Plaintiff argues, among other things, that “federal common law provides nothing that would warrant complete preemption” and there “has been no … clear manifestation [of intent] from Congress” to make an action concerning air shipments removable. (Pl. Mem. at 8–9.) Defendants counter (unpersuasively) that Sotheby’s pleading of its claim in state law terms was “a ruse designed to prevent [Defendants] from litigating … in a federal forum” and that there is “complete preemption [of Sotheby’s state law claim] by federal common law.” (Def. Mem. at 1–2, 19.)

 

The Court finds that the Complaint does not on its face reveal a federal question. Marcus, 138 F.3d at 52 (“Under the well-pleaded complaint rule, the plaintiff is the matter of the complaint, free to avoid federal jurisdiction by pleading only state claims even where a federal claim is also available.”) (citing Caterpillar Inc. v. Williams, 482 U.S. 386, 392 (1987)). Plaintiff’s Complaint alleges only that Defendants mishandling of the statue “w[as] so egregiously careless, reckless, and in such wanton disregard of [the] duties [owed] to Sotheby’s as to constitute gross negligence.” (Compl. ¶¶ 15, 17); see Musson Theatrical, Inc. v.

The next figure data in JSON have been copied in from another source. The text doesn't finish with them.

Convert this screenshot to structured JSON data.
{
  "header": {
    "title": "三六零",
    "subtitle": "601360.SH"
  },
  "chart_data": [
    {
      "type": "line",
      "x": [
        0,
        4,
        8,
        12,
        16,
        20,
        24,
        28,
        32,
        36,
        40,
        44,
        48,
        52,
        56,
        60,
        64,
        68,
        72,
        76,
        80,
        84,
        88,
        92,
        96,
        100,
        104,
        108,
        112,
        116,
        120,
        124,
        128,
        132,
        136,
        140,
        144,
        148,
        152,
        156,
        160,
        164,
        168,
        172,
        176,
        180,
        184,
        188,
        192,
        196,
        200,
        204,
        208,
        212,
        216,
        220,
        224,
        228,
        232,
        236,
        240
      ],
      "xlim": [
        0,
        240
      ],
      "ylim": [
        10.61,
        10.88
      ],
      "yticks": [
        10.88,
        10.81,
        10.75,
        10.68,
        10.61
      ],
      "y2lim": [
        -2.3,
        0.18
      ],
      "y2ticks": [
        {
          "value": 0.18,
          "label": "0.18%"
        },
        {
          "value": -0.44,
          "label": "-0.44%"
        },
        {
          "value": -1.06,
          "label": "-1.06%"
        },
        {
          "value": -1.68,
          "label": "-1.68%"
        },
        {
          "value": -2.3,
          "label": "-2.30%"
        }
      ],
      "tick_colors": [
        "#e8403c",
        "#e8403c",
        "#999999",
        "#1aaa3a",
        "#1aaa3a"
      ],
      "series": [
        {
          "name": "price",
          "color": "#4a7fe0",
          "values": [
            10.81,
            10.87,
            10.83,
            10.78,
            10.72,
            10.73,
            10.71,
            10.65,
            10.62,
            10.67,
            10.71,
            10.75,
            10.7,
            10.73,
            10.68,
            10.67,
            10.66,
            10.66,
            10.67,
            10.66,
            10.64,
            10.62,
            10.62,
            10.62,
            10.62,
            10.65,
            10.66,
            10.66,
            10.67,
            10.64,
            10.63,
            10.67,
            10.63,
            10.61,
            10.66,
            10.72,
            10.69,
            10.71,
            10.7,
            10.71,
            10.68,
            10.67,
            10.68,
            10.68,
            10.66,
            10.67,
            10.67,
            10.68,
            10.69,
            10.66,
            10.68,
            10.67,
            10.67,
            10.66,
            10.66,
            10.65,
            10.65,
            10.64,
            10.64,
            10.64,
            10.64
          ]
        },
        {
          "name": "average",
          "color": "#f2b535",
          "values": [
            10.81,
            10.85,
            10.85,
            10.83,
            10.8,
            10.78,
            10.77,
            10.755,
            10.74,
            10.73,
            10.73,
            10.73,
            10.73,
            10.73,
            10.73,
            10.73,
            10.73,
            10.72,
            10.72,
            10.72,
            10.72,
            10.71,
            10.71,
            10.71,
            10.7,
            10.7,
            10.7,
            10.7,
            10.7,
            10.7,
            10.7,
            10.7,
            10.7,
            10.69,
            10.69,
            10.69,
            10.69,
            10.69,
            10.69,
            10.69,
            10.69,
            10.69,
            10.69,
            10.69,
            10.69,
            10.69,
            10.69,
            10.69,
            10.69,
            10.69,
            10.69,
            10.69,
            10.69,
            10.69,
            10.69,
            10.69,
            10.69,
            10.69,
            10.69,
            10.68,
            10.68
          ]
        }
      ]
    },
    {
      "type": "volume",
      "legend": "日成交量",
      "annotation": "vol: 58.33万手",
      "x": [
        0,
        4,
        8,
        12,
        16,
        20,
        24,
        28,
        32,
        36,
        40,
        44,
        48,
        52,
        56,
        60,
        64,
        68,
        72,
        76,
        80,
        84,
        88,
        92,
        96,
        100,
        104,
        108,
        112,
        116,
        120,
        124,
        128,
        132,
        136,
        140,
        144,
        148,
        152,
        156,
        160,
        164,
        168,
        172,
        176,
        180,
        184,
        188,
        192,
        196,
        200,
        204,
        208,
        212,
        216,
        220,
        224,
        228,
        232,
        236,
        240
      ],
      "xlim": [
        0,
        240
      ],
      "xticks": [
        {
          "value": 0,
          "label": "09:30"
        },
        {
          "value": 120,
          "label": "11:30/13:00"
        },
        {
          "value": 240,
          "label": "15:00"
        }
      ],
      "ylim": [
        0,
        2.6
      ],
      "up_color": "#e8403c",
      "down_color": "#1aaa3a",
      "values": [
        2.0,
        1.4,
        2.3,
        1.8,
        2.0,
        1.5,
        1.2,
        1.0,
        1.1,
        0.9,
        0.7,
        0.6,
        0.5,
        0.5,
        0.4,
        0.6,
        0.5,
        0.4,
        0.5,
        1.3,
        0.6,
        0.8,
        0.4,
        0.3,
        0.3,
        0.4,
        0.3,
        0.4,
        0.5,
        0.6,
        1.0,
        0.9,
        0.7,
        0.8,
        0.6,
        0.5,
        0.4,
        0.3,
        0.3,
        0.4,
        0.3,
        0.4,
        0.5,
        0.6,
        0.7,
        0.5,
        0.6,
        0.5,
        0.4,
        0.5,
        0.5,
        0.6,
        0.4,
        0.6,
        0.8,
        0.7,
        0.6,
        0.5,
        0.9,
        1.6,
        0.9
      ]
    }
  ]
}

Federal Express Corp., 89 F.3d 1244, 1252 (6th Cir.1996) (“For federal jurisdiction to exist … a plaintiff’s well-pleaded complaint must raise an issue ‘arising under’ the laws of the United States.”); see also Hannibal v. Federal Express Corp., 266 F.Supp.2d 466, 469 (E.D.Va.2003).

 

And, “the doctrine of complete preemption is inapplicable to a well-pleaded complaint against an air carrier alleging state law claims,” Hannibal, 266 F.Supp.2d at 70, where, as here, there is no “evidence of Congress’s intent to transfer jurisdiction to federal courts.” Musson Theatrical, 89 F.3d at 1253; Marcus, 138 F.3d at 55. Absent evidence that Congress intended the federal courts to have exclusive subject matter jurisdiction over the preemption defenses to state law claims against air carriers, the Court must assume “that a state court, subject to review by writ of certiorari, can resolve such a defense as ably as could a federal district court.” Musson Theatrical, 89 F.3d at 1253 (rejecting complete preemption as a basis for subject matter jurisdiction and remanding to state court the plaintiff’s state law claims); Marcus, 138 F.3d at 52 (“[A] complaint that pleads only state law causes of action may not be removed to federal court even where Congress has chosen to regulate the entire field of law in the area in question.”); Sullivan v. American Airliens, Inc., 424 F.3d 267, 271 (2d Cir.2005).

 

V. Conclusion and Order

For the reasons stated herein, Plaintiff’s motion for remand [# 14] is granted. The Clerk of the Court is respectfully requested to remand this case to state court.